Russian troops are in complete control of the town of Vuhledar in Ukraine‘s eastern Donetsk region, the SHOT Telegram channel and pro-Russian war bloggers said on Wednesday, October 2.
Reuters could not independently confirm those reports. The Russian Defence Ministry has not yet confirmed the town’s capture.
On Tuesday, a regional Ukrainian official said Russian troops had reached the town’s centre, a bastion on strategic high ground that has resisted Russian assaults for more than two years.
Russia said in 2022 it had annexed four Ukrainian regions — including Donetsk — a move Kyiv and the West have rejected as illegal.

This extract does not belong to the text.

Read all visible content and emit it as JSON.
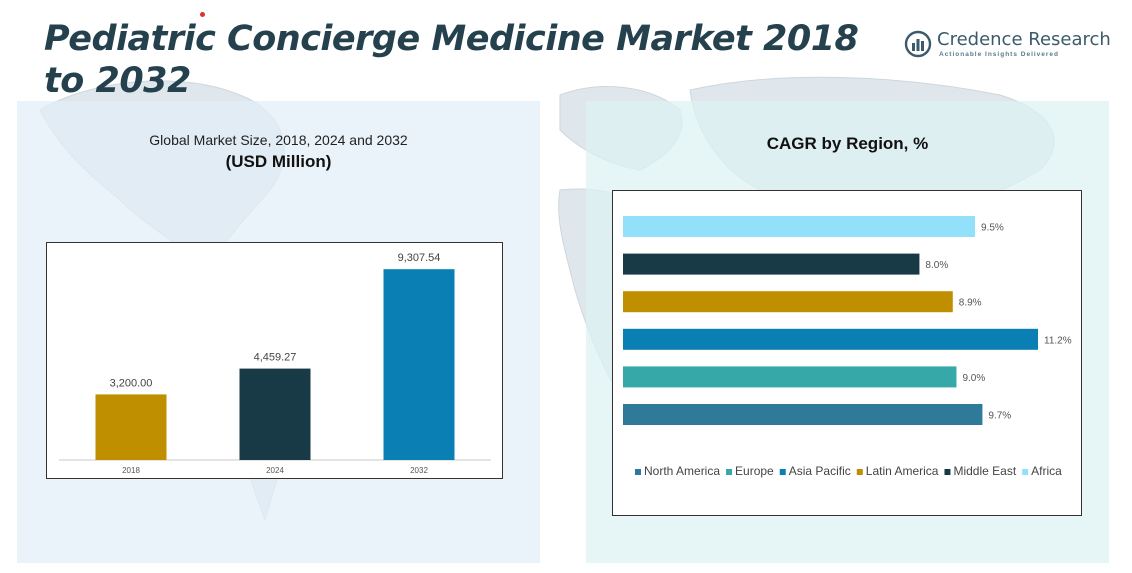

Moscow sought to capture Vuhledar, a coal mining town with a pre-war population of around 14,000, as a key stepping stone to incorporating the entire Donetsk region into Russia.
The town lies at the intersection of the eastern and southern battlefields, giving it added importance to supplying both sides’ troops.
Vuhledar also sits close to a railway line connecting Crimea, the Black Sea peninsula which Russia annexed from Ukraine in 2014, to Ukraine’s industrialised Donbas region, which comprises Donetsk and the eastern region of Luhansk, most of which Moscow controls.
The town has been devastated by repeated assaults. Images of Russian forces waving their flag on the roof of an administrative building on Tuesday in the centre showed a structure which had been reduced to rubble in parts and whose blackened windows had all been blown out.